April 4, 2012
Times Writers Group: Birth control access is vital
Big changes in society, biology support its use
The idea that birth control would become a key issue in the GOP primary race would have seemed preposterous last summer, but Rick Santorum’s unexpected rise to become the last obstacle in Mitt Romney’s preordained path to the nomination changed everything this winter.
Now, thanks largely to the arch-conservative from Pennsylvania, a debate that was effectively ended by the Supreme Court a half-century ago has been reopened, and again Americans are arguing about whether women should have access to birth control.
Birth control was a controversial topic in the 19th century, and several states had banned the sale of birth control devices and medications by 1900. These laws were collectively struck down with the Supreme Court’s 1965 decision in Griswold v. Connecticut, which found an 1879 state law prohibiting the use of birth control and banning doctors from discussing the issue with their patients to be unconstitutional. Writing for the 7-2 majority, Justice William O. Douglas identified a “right to privacy” in the Constitution that invalidated Connecticut’s attempt to legislate morality.
Santorum disagrees, however, claiming the court erred and claiming “the state has the right to pass whatever statues” it wishes.
Legal arguments aside, the truth is that Santorum’s campaign against birth control is as quixotic as his run against Romney. What hasn’t been said often enough is that arguments against birth control are not only political losers, but that scientific and sociological observations alone should convince rational observers that America will never go back to its pre-Griswold stance.
Modern necessity
Our bodies and our society have changed enough since the 19th century that it simply wouldn’t work.
Consider Santorum’s favorite alternative to birth control for unmarried people: abstinence.
Avoiding sexual intercourse before marriage may well have been a rational idea in the late 19th century, when social morés strictly limited unchaperoned contact during courtship.
The age of consent then was 10 to 12 years in most states, and marriages in the early teens were not uncommon.
The average age of menarche – onset of puberty in girls – was slightly older than 14 in 1900. The odds were good then that the gap between sexual maturity and marriage was quite small, perhaps three to five years on average and often less.
In a culture that outwardly condemned premarital sex and lacked widespread access to birth control, abstinence may have been viable for some percentage of teens, especially if they were only expected to rely on it for a short time between puberty and marriage.
Fast forward to 2012. Today, the age of consent ranges from 16 to 18 in all states. The median age of first marriage has climbed to 28 for men and 26 for women. And most significantly, biological changes ascribed to a range of factors have driven the age of menarche down to 12, with many girls entering puberty as young as 10.
Do the math. Now the average span from sexual maturity to marriage is 14 years, often longer.

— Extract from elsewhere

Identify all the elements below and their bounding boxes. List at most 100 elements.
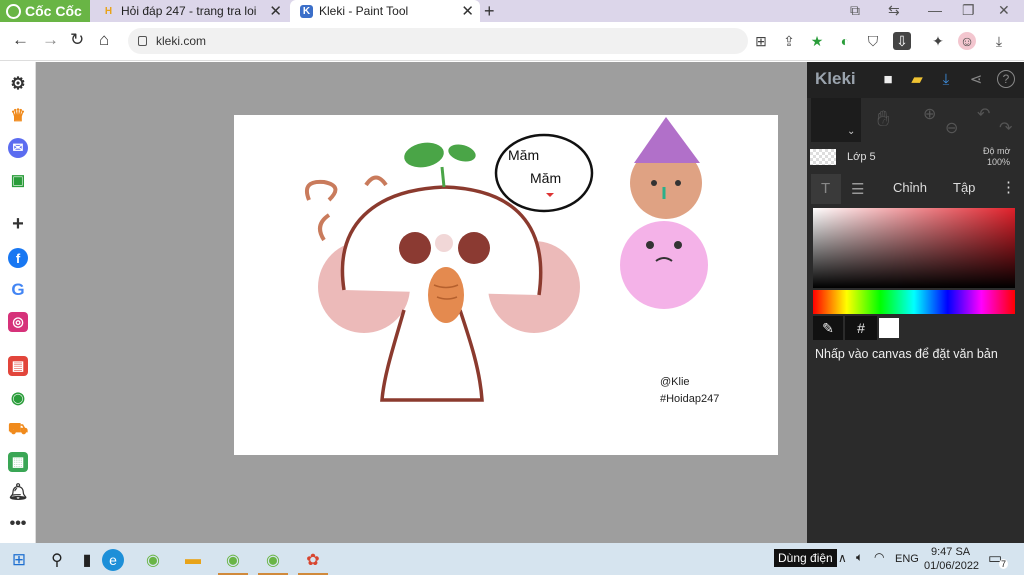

Abstinence that sometimes worked for about three years in 1900 is simply unrealistic when applied to the 14 year gap young people face today in a dramatically more sexualized culture.
Changing norms
Even if one ignores the evidence, abstinence is not only unrealistic, it simply doesn’t work because most people fail to abstain.

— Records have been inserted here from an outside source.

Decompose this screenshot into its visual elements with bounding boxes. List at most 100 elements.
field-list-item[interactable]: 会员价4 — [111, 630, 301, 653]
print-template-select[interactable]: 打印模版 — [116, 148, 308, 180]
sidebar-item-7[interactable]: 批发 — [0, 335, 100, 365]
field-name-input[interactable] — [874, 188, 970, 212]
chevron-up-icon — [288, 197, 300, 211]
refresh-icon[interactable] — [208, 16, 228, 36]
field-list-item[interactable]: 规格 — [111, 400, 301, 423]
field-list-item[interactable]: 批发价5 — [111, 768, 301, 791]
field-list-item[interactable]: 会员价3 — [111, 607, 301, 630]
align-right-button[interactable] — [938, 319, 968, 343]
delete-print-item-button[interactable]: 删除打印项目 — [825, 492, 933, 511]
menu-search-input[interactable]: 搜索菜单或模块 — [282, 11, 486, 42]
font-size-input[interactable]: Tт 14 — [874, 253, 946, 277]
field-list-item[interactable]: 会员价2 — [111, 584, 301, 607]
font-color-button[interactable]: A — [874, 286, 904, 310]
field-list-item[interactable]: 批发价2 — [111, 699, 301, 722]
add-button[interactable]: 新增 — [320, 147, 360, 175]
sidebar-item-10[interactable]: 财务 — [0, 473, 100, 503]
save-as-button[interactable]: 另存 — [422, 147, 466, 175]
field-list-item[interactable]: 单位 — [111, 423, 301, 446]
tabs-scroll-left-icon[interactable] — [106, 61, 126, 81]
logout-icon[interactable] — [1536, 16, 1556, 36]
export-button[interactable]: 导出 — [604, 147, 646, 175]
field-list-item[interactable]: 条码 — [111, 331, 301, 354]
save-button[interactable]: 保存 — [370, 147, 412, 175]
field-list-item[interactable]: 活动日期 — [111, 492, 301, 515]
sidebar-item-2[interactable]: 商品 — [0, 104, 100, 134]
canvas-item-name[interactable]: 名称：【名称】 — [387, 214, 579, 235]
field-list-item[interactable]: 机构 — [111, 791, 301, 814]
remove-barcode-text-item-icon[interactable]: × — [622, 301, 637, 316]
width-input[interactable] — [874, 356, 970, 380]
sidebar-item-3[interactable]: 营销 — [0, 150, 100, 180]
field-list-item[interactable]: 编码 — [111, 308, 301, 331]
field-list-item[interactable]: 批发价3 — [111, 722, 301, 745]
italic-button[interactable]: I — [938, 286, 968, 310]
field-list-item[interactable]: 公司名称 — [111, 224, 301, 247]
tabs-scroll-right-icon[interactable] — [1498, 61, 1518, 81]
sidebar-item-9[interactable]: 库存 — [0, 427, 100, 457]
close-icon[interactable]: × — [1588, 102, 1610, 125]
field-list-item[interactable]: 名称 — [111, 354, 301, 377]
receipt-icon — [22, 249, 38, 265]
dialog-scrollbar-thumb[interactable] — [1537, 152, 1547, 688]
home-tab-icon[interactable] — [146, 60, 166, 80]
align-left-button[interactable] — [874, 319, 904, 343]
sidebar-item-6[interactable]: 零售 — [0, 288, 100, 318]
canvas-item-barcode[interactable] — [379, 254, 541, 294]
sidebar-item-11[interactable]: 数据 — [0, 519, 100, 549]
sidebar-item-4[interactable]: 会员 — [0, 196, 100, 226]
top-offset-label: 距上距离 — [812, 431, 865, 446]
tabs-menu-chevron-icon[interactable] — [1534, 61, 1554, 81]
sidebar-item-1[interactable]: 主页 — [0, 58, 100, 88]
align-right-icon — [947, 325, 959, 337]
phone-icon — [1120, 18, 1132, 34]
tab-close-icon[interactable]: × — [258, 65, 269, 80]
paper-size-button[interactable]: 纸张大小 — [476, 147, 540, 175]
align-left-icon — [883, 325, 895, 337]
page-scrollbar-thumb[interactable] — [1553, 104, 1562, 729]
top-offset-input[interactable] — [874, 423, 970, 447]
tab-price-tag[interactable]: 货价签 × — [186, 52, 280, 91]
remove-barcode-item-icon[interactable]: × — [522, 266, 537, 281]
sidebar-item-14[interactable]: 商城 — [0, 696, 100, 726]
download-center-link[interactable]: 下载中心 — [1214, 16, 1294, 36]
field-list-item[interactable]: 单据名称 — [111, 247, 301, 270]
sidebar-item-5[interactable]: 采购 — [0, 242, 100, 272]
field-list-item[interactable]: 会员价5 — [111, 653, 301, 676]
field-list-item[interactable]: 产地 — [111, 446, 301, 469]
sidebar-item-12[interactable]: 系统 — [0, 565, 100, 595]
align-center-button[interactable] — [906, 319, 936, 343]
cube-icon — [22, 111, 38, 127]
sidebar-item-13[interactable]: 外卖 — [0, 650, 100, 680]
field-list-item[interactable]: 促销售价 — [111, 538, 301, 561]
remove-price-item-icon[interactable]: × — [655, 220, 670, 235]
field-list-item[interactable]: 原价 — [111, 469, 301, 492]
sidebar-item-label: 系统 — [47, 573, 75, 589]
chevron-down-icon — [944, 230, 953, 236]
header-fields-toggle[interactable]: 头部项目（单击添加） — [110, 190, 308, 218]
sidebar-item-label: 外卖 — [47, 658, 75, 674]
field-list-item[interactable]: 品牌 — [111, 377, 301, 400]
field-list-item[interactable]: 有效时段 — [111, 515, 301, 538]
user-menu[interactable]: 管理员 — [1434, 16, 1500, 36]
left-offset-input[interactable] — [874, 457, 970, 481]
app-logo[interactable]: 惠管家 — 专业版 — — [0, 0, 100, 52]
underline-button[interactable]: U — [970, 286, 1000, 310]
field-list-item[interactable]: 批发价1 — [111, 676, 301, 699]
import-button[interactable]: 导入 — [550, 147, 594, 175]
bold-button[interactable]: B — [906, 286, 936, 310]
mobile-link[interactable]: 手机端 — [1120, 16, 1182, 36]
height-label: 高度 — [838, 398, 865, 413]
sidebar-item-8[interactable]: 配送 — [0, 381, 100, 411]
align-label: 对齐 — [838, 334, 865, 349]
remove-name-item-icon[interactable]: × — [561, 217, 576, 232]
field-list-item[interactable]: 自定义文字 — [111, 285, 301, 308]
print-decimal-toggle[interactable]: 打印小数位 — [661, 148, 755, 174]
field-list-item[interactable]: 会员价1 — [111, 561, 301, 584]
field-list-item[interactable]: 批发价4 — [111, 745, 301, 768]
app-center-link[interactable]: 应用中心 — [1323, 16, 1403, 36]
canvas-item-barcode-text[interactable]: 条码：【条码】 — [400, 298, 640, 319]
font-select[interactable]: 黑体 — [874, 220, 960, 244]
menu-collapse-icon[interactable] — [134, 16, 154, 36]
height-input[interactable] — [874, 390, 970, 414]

The investment of more than $1 billion in federal funds to support abstinence-based sex education the past decade has not impacted our changing bodies and social norms at all. A 2007 study published in Public Health Reports found that the vast majority — 95 percent — of Americans have sex before marriage, 75 percent of them before 20.
Those are the facts and regardless of what Santorum thinks, we need to maintain access to birth control and comprehensive sex education for everyone if we’re even remotely serious about reducing the numbers of unintended or unplanned pregnancies among American youth.